Researchers have now sequenced 64 human genomes at high resolution in a new study.
This reference data includes individuals from around the world to better capture the genetic diversity of the human species.
Among other applications, the Human Genome Project, published in the journal Science, allows population-specific studies of genetic predispositions to human diseases as well as the discovery of more complex forms of human genome. genetic variation.
In 2001, the International Consortium for Human Genome Classification announced the first version of the human genome reference series.
The Human Genome Project, as it was called, had taken over 11 years of work and involved more than 1,000 scientists from 40 countries.
This reference, however, did not represent a single individual but instead was a mixture of people, and that approach could not properly capture the complexity of human genetic variation.
Researchers published the new, much more complete reference database, obtained using a combination of advanced tracking and mapping technologies.
The new reference database features 64 collected human genomes, representing 25 different humans from around the globe.
Importantly, each of the genomes was collected without guidance from the first human genome and as a result it is better to capture genetic differences from different human groups, the study said.
The study was led by scientists from the Heidelberg European Molecular Biology Laboratory (EMBL), Heinrich Heine Dusseldorf University (HHU) in Germany, Jackson Laboratory for Genomic Medicine in Farmington, Connecticut (JAX), and the University of Washington in Seattle (UW).
“With this new reference data, genetic differences can be studied with unprecedented accuracy against the backdrop of global genetic change, enabling biochemical assessment of genetic variations carried by an individual, “said study co – author Peter Ebert of the Institute. of Medical Biometry and Bioinformatics at HHU.
The distribution of genetic differences can vary widely between population groups due to spontaneous and persistent changes occurring in the genetic material.
If such a movement passes over multiple generations, it can be a genetic difference that is unique to that population.
The new reference data provide an important basis for incorporating the full spectrum of genetic differences in genome-wide association studies.
The goal is to estimate the individual risk of developing certain diseases such as cancer and gain an understanding of the molecular mechanisms involved, the study said.
This, in turn, can be used as the basis for more targeted and preventive therapies.

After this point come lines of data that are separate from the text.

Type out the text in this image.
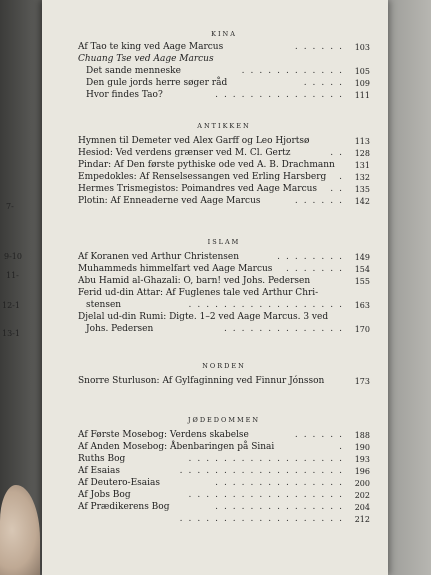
7-
9-10
11-
12-1
13-1
KINA
Af Tao te king ved Aage Marcus	...... 103
Chuang Tse ved Aage Marcus
Det sande menneske	............ 105
Den gule jords herre søger råd	..... 109
Hvor findes Tao?	............... 111
ANTIKKEN
Hymnen til Demeter ved Alex Garff og Leo Hjortsø	113
Hesiod: Ved verdens grænser ved M. Cl. Gertz	.. 128
Pindar: Af Den første pythiske ode ved A. B. Drachmann 131
Empedokles: Af Renselsessangen ved Erling Harsberg . 132
Hermes Trismegistos: Poimandres ved Aage Marcus .. 135
Plotin: Af Enneaderne ved Aage Marcus	...... 142
ISLAM
Af Koranen ved Arthur Christensen	........ 149
Muhammeds himmelfart ved Aage Marcus ....... 154
Abu Hamid al-Ghazali: O, barn! ved Johs. Pedersen	155
Ferid ud-din Attar: Af Fuglenes tale ved Arthur Chri-
stensen	.................. 163
Djelal ud-din Rumi: Digte. 1–2 ved Aage Marcus. 3 ved
Johs. Pedersen	.............. 170
NORDEN
Snorre Sturluson: Af Gylfaginning ved Finnur Jónsson	173
JØDEDOMMEN
Af Første Mosebog: Verdens skabelse	...... 188
Af Anden Mosebog: Åbenbaringen på Sinai	. 190
Ruths Bog	.................. 193
Af Esaias	................... 196
Af Deutero-Esaias	............... 200
Af Jobs Bog	.................. 202
Af Prædikerens Bog	............... 204
................... 212
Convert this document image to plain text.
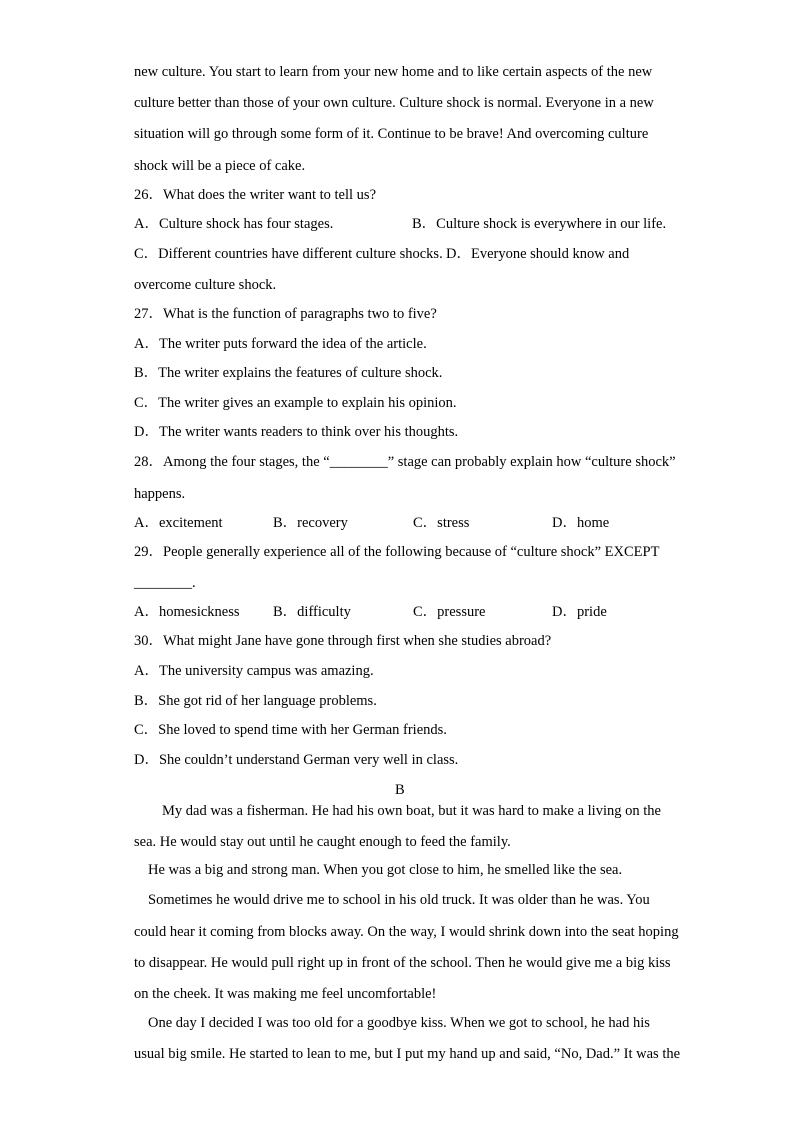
new culture. You start to learn from your new home and to like certain aspects of the new
culture better than those of your own culture. Culture shock is normal. Everyone in a new
situation will go through some form of it. Continue to be brave! And overcoming culture
shock will be a piece of cake.
26．What does the writer want to tell us?
A．Culture shock has four stages.	B．Culture shock is everywhere in our life.
C．Different countries have different culture shocks. D．Everyone should know and
overcome culture shock.
27．What is the function of paragraphs two to five?
A．The writer puts forward the idea of the article.
B．The writer explains the features of culture shock.
C．The writer gives an example to explain his opinion.
D．The writer wants readers to think over his thoughts.
28．Among the four stages, the “________” stage can probably explain how “culture shock”
happens.
A．excitement	B．recovery	C．stress	D．home
29．People generally experience all of the following because of “culture shock” EXCEPT
________.
A．homesickness B．difficulty	C．pressure	D．pride
30．What might Jane have gone through first when she studies abroad?
A．The university campus was amazing.
B．She got rid of her language problems.
C．She loved to spend time with her German friends.
D．She couldn’t understand German very well in class.
B
My dad was a fisherman. He had his own boat, but it was hard to make a living on the
sea. He would stay out until he caught enough to feed the family.
He was a big and strong man. When you got close to him, he smelled like the sea.
Sometimes he would drive me to school in his old truck. It was older than he was. You
could hear it coming from blocks away. On the way, I would shrink down into the seat hoping
to disappear. He would pull right up in front of the school. Then he would give me a big kiss
on the cheek. It was making me feel uncomfortable!
One day I decided I was too old for a goodbye kiss. When we got to school, he had his
usual big smile. He started to lean to me, but I put my hand up and said, “No, Dad.” It was the
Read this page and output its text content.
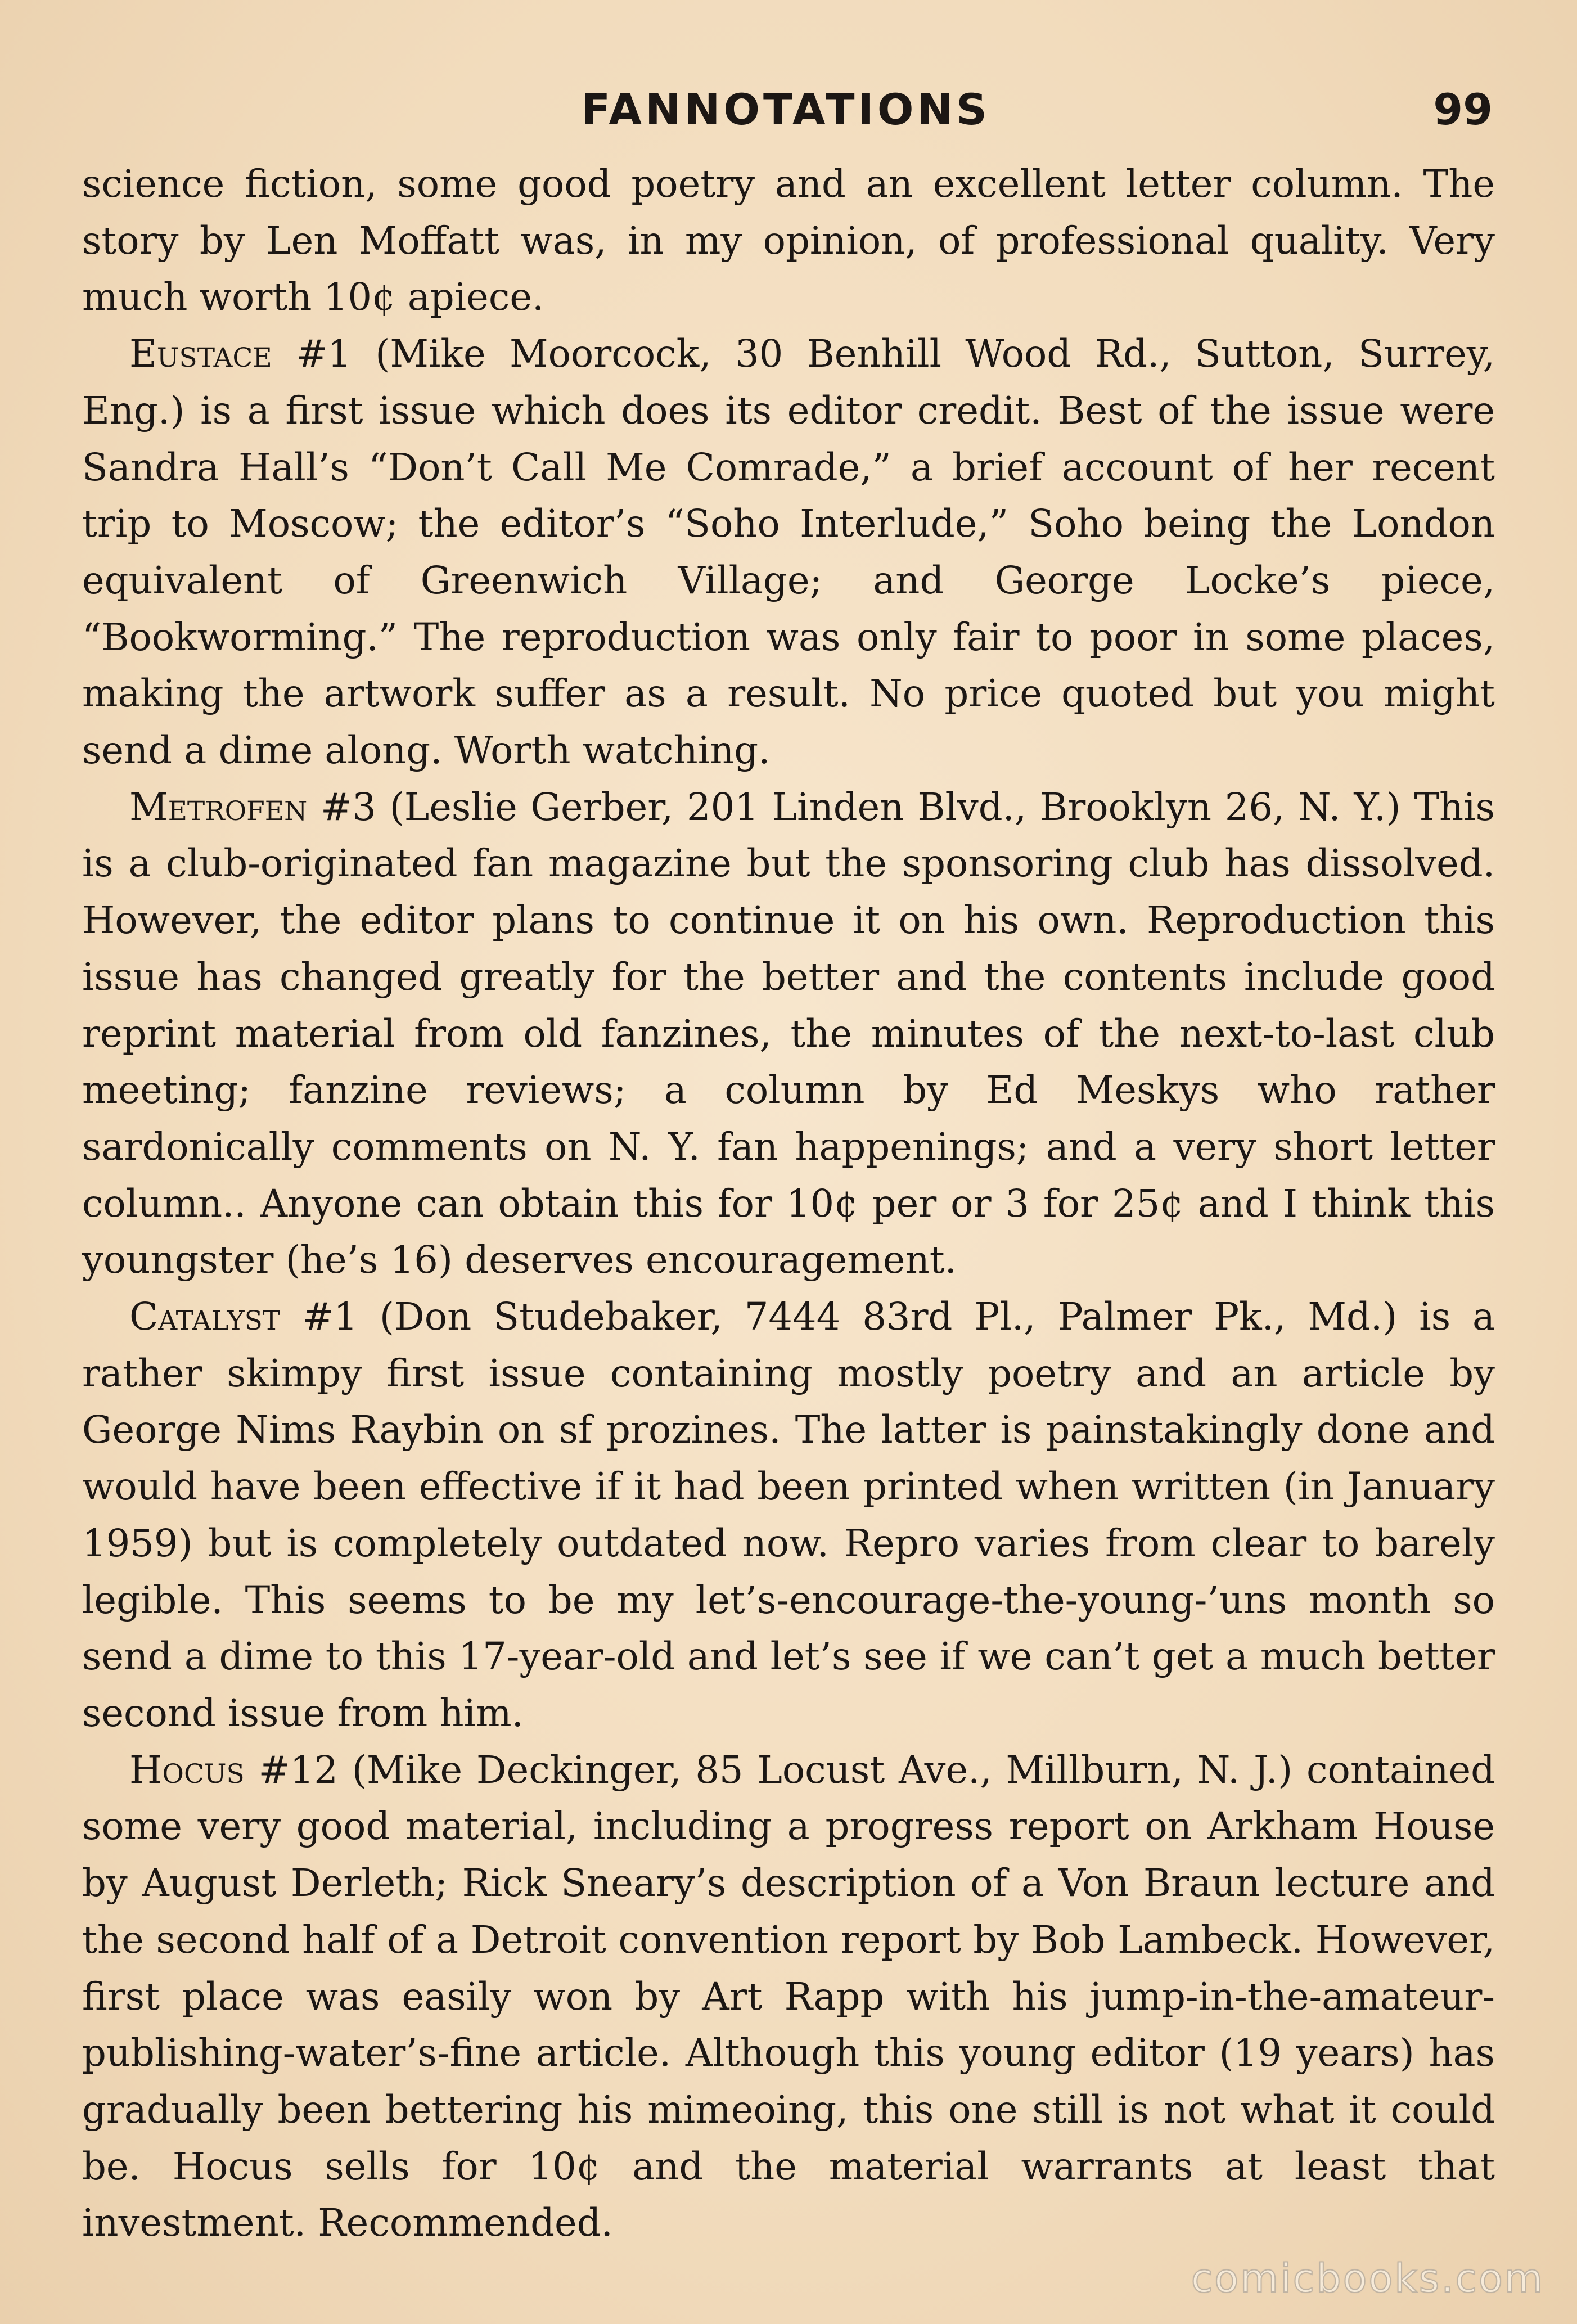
FANNOTATIONS	99

science fiction, some good poetry and an excellent letter column. The story by Len Moffatt was, in my opinion, of professional quality. Very much worth 10¢ apiece.

Eustace #1 (Mike Moorcock, 30 Benhill Wood Rd., Sutton, Surrey, Eng.) is a first issue which does its editor credit. Best of the issue were Sandra Hall’s “Don’t Call Me Comrade,” a brief account of her recent trip to Moscow; the editor’s “Soho Interlude,” Soho being the London equivalent of Greenwich Village; and George Locke’s piece, “Bookworming.” The reproduction was only fair to poor in some places, making the artwork suffer as a result. No price quoted but you might send a dime along. Worth watching.

Metrofen #3 (Leslie Gerber, 201 Linden Blvd., Brooklyn 26, N. Y.) This is a club-originated fan magazine but the sponsoring club has dissolved. However, the editor plans to continue it on his own. Reproduction this issue has changed greatly for the better and the contents include good reprint material from old fanzines, the minutes of the next-to-last club meeting; fanzine reviews; a column by Ed Meskys who rather sardonically comments on N. Y. fan happenings; and a very short letter column.. Anyone can obtain this for 10¢ per or 3 for 25¢ and I think this youngster (he’s 16) deserves encouragement.

Catalyst #1 (Don Studebaker, 7444 83rd Pl., Palmer Pk., Md.) is a rather skimpy first issue containing mostly poetry and an article by George Nims Raybin on sf prozines. The latter is painstakingly done and would have been effective if it had been printed when written (in January 1959) but is completely outdated now. Repro varies from clear to barely legible. This seems to be my let’s-encourage-the-young-’uns month so send a dime to this 17-year-old and let’s see if we can’t get a much better second issue from him.

Hocus #12 (Mike Deckinger, 85 Locust Ave., Millburn, N. J.) contained some very good material, including a progress report on Arkham House by August Derleth; Rick Sneary’s description of a Von Braun lecture and the second half of a Detroit convention report by Bob Lambeck. However, first place was easily won by Art Rapp with his jump-in-the-amateur-publishing-water’s-fine article. Although this young editor (19 years) has gradually been bettering his mimeoing, this one still is not what it could be. Hocus sells for 10¢ and the material warrants at least that investment. Recommended.

comicbooks.com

Thus, this work could lead to further applications in precision therapy.
Drug efficacy, for example, can vary between individuals based on their genomes. The new reference data now represent the full range of genetic variants and include human genomes with great diversity.
Thus, this new facility could contribute to the development of modern approaches in personalized medicine, where the choice of treatments is tailored to the individual genetic background of the patient.
This study builds on a new method published by these researchers last year in Natural Biotechnology to properly reconstruct both parts of a person’s genome – one obtained from a human father, one from a person’s mother.
When collecting a person’s genome, this method eliminates the biases that may result from comparisons with an incomplete reference genome.